While the president’s in-person campaigning vastly dwarfs Biden’s efforts, the former vice president retains a large advantage over Trump in another crucial campaign metric: the ad wars.
This week Biden kept up his dominance over Trump, outspending him $45.8 million to $17.8 million to run TV commercials, according to Advertising Analytics, one of the leading ad-tracking firms.
The Biden campaign’s biggest single purchase was the Phoenix, Ariz., TV market, where it shelled out $3.5 million to run spots. The Trump campaign’s top market was Tampa, Fla., where it spent $1.4 million this week to run commercials.
Biden also had the upper hand this week when it comes to running ads online, which until now had been much more competitive between the two campaigns. According to Advertising Analytics, the former vice president’s campaign spent $12.3 million to run digital spots on Facebook and Google. The president’s campaign spent $6.9 million on digital this week.
The Biden campaign’s dominance is a dramatic shift from the spring when the Trump team was outspending the former vice president’s camp to run ads. But coupled with a dramatic surge in Biden’s fundraising in the late spring and into the summer, as well as a cutback in Trump's ad spending in August following a change of campaign leadership, Biden’s been outpacing Trump to run TV spots since the beginning of last month.

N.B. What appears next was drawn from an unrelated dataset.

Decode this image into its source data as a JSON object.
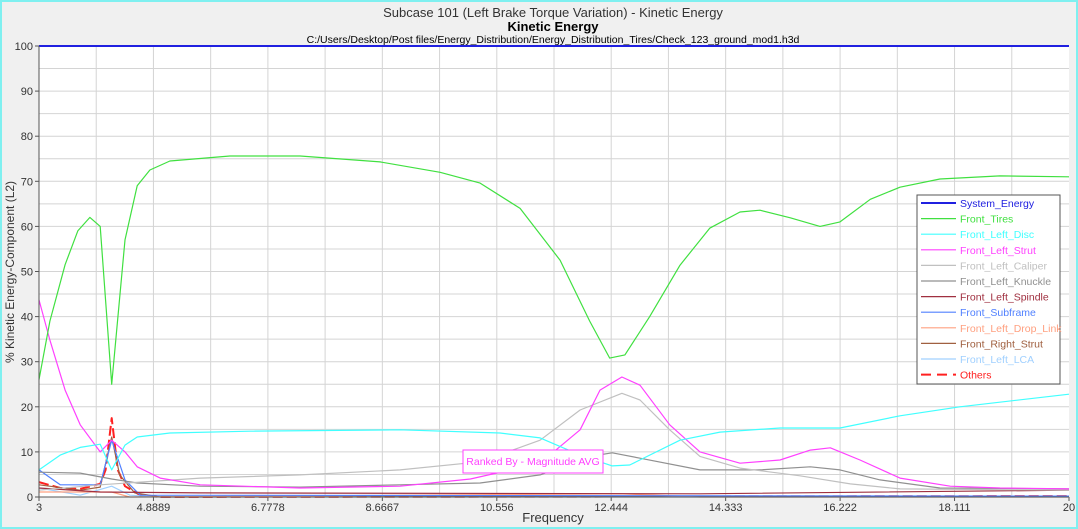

Advertising Analytics vice president John Link told Fox News that earlier this year, his firm was projecting $6.8 billion this year in total ad spending in all races.
“Those projections are proving to be light, very much enhanced on the increase in Biden’s spending,” Link highlighted.
The firm’s now projecting $7.2 to $7.4 billion in total ad spending this year “and a huge driver on that is the amount of funds Biden clearly has available to spend.”
The Trump campaign – and the president himself – have pushed back in recent weeks against media reports of Biden’s dominance in ad spending.
“We are advertising all over the place, but as much as we do, the Fake News likes to say we aren’t. Just being smart,” Trump tweeted last week.